The Gulu district councillors resolved that the district health department should start conducting the exercise as soon as possible at their 14th full council meeting.
The leaders argue that diseases like Polio and Hepatitis B are very rampant in the now volatile South Sudan and if not handled carefully then it might cause disaster in the region.
More than 12,000 people have crossed the border into Uganda since fighting broke out in South Sudan on December 15. The violence has left more than 1000 people dead and another 194,000 displaced.
Gulu district Speaker Douglas Okello says the local government leaders are organizing a meeting with the Sudanese community in the district to talk about vaccination.
In February last year, the UN refugee agency reported that an outbreak of hepatitis E had affected more than 6,000 people in South Sudan refugee camps.

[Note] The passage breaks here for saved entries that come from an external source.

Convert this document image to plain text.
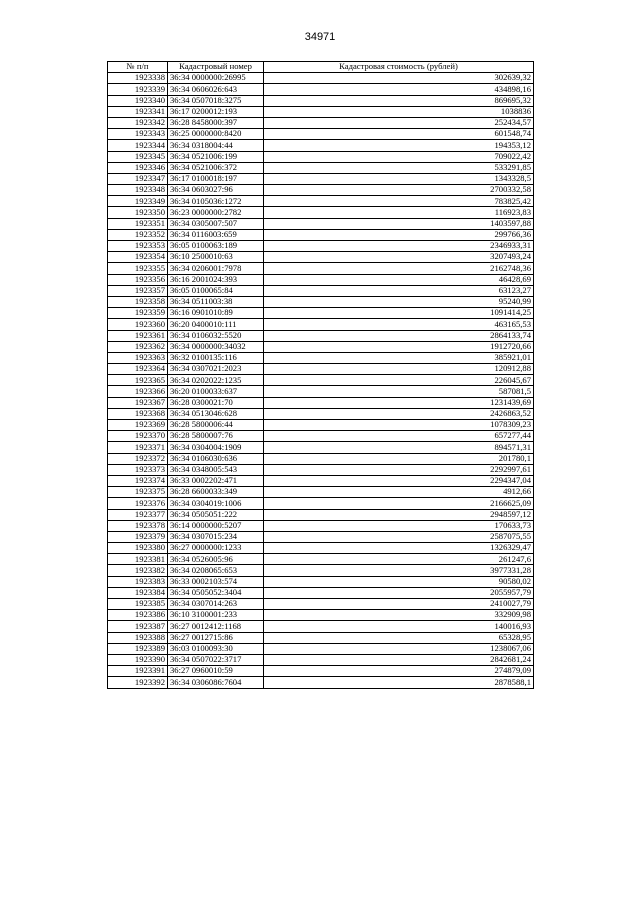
34971
№ п/п	Кадастровый номер	Кадастровая стоимость (рублей)
1923338	36:34 0000000:26995	302639,32
1923339	36:34 0606026:643	434898,16
1923340	36:34 0507018:3275	869695,32
1923341	36:17 0200012:193	1038836
1923342	36:28 8458000:397	252434,57
1923343	36:25 0000000:8420	601548,74
1923344	36:34 0318004:44	194353,12
1923345	36:34 0521006:199	709022,42
1923346	36:34 0521006:372	533291,85
1923347	36:17 0100018:197	1343328,5
1923348	36:34 0603027:96	2700332,58
1923349	36:34 0105036:1272	783825,42
1923350	36:23 0000000:2782	116923,83
1923351	36:34 0305007:507	1403597,88
1923352	36:34 0116003:659	299766,36
1923353	36:05 0100063:189	2346933,31
1923354	36:10 2500010:63	3207493,24
1923355	36:34 0206001:7978	2162748,36
1923356	36:16 2001024:393	46428,69
1923357	36:05 0100065:84	63123,27
1923358	36:34 0511003:38	95240,99
1923359	36:16 0901010:89	1091414,25
1923360	36:20 0400010:111	463165,53
1923361	36:34 0106032:5520	2864133,74
1923362	36:34 0000000:34032	1912720,66
1923363	36:32 0100135:116	385921,01
1923364	36:34 0307021:2023	120912,88
1923365	36:34 0202022:1235	226045,67
1923366	36:20 0100033:637	587081,5
1923367	36:28 0300021:70	1231439,69
1923368	36:34 0513046:628	2426863,52
1923369	36:28 5800006:44	1078309,23
1923370	36:28 5800007:76	657277,44
1923371	36:34 0304004:1909	894571,31
1923372	36:34 0106030:636	201780,1
1923373	36:34 0348005:543	2292997,61
1923374	36:33 0002202:471	2294347,04
1923375	36:28 6600033:349	4912,66
1923376	36:34 0304019:1006	2166625,09
1923377	36:34 0505051:222	2948597,12
1923378	36:14 0000000:5207	170633,73
1923379	36:34 0307015:234	2587075,55
1923380	36:27 0000000:1233	1326329,47
1923381	36:34 0526005:96	261247,6
1923382	36:34 0208065:653	3977331,28
1923383	36:33 0002103:574	90580,02
1923384	36:34 0505052:3404	2055957,79
1923385	36:34 0307014:263	2410027,79
1923386	36:10 3100001:233	332909,98
1923387	36:27 0012412:1168	140016,93
1923388	36:27 0012715:86	65328,95
1923389	36:03 0100093:30	1238067,06
1923390	36:34 0507022:3717	2842681,24
1923391	36:27 0960010:59	274879,09
1923392	36:34 0306086:7604	2878588,1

The district leaders have also appealed to the government to intervene through aiding the vaccination process. According to Okello a dose of Hepatitis E vaccine costs 70,000 shillings.
More than 100 medics are expected to be involved in the first day of vaccinations.
Dr Freddie Oyat says that vaccinating the foreigners would be a good step but emphasized the challenges of the resources and capacity to vaccinate all the refugees.
He said the vaccination exercise would be better if conducted on children and not adults, adding that whereas the adults may already have the disease the children especially in Gulu and neighboring districts should be vaccinated to help stop the spread of the disease.
It’s estimated that Gulu district alone is currently hosting over 1000 South Sudanese believed to have entered Uganda through Elegu border post in Amuru district.
When contacted, the Ministry of Health spokesperson Rukia Nakamatte said they are aware of the influx of South Sudanese in Gulu stating that the ministry has a standby surveillance team to handle emergencies.
She however appealed to the district leaders to make a formal communication to the ministry.